Robots and Empire

[Amazon Link] Cranking through the SF novels of the good Doctor Asimov. I think this one's my favorite, at least so far. The action/talk ratio is (for Asimov) pretty high; things actually happen, including a thrilling climax. And the characters seem (again, for Asimov) to be a little less one-dimensional.

The book is set a couple centuries after the events of The Robots of Dawn. The effort Elijah Baley set in motion in that book is in progress: after centuries of isolation, Earth is sending out "Settlers" to expand into the Galaxy. This is met with some resistance from the culprits in the previous book. They want to shut down Earth's expansion and leave the Galaxy for the "Spacers", the original colonists.

Worse, Elijah, being a Terran, has passed away. (He shows up in a flashback, though.) But the robots are still around: R. Daneel Olivaw and his de facto new partner, Giskard. Their task is to protect their mistress, Gladia, as she embarks on a mission to find out why all the humans have vanished from her old home world of Solaria. What they discover turns out to (of course) have galactic repercussions. Daneel and Giskard find themselves on dangerous ground, not only from human enemies, but also from the limitations of Asimov's Three Laws of Robotics.

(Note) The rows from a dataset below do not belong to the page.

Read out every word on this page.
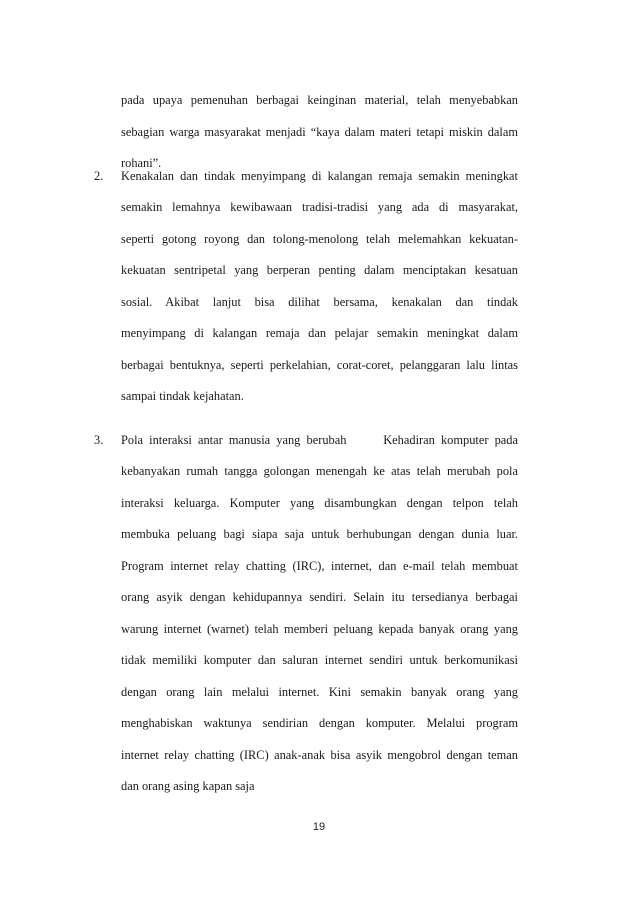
pada upaya pemenuhan berbagai keinginan material, telah menyebabkan
sebagian warga masyarakat menjadi “kaya dalam materi tetapi miskin dalam
rohani”.
2. Kenakalan dan tindak menyimpang di kalangan remaja semakin meningkat
semakin lemahnya kewibawaan tradisi-tradisi yang ada di masyarakat,
seperti gotong royong dan tolong-menolong telah melemahkan kekuatan-
kekuatan sentripetal yang berperan penting dalam menciptakan kesatuan
sosial. Akibat lanjut bisa dilihat bersama, kenakalan dan tindak
menyimpang di kalangan remaja dan pelajar semakin meningkat dalam
berbagai bentuknya, seperti perkelahian, corat-coret, pelanggaran lalu lintas
sampai tindak kejahatan.
3. Pola interaksi antar manusia yang berubah      Kehadiran komputer pada
kebanyakan rumah tangga golongan menengah ke atas telah merubah pola
interaksi keluarga. Komputer yang disambungkan dengan telpon telah
membuka peluang bagi siapa saja untuk berhubungan dengan dunia luar.
Program internet relay chatting (IRC), internet, dan e-mail telah membuat
orang asyik dengan kehidupannya sendiri. Selain itu tersedianya berbagai
warung internet (warnet) telah memberi peluang kepada banyak orang yang
tidak memiliki komputer dan saluran internet sendiri untuk berkomunikasi
dengan orang lain melalui internet. Kini semakin banyak orang yang
menghabiskan waktunya sendirian dengan komputer. Melalui program
internet relay chatting (IRC) anak-anak bisa asyik mengobrol dengan teman
dan orang asing kapan saja
19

Oh yeah: the book was written in 1985, and the closing scene is set up in such a way that it vitally depends on the hysterical reaction to (without spoilers) a notable event of the late 70s. Asimov clearly throught that event would have much more importance in the near future than it actually turned out to have. This doesn't ruin the book, fortunately, but Asimov was a far better storyteller than prognosticator.

Last Modified 2014-11-09 11:20 AM EDT

Premium Rush

[3.5 stars] [IMDb Link] [Amazon Link]

OK, so this is probably a silly, formulaic action flick. Still, I liked it.

Joseph Gordon-Levitt plays "Wilee", one of Manhattan's anarchic horde of bicycle messengers. Once on trajectory to become a respectable lawyer, he prefers the risky, adrenaline-soaked career of dodging vehicles and pedestrians to get packages to their destinations.

That could have been the premise of a small character-study movie. The heck with that, because this is a chase movie, full of gimmicks and gags.

The MacGuffin is a small slip of paper that Wilee is hired to transport from Columbia down to Chinatown. Wilee immediately finds himself targeted by a dirty, violence-prone cop. (He's also targeted by a clean cop for his borderline-insane flouting of traffic law.) Flashbacks (eventually) uncover the motives behind everyone doing what they're doing; there's heavy involvement of the Chinese underworld. But what really matters is the chase and the stunts.

This worked for me because Joseph Gordon-Levitt manages to infuse his character with a likeable pluck. The dirty cop, played by Michael Shannon, is also quite watchable and gets some good lines. (Amusing to a onetime science fiction geek: when providing a fake name, he uses "Forrest J. Ackerman", a sainted figure in science-fiction fandom.)

This is one of the rare movies that I wouldn't have minded seeing one of those making-of documentaries, because (a) that really does appear to be Mr. Gordon-Levitt taking totally insane high-speed risks with only a bike helmet for protection; and (b) it's all played out in Manhattan traffic that also appears unstaged. How did they do that?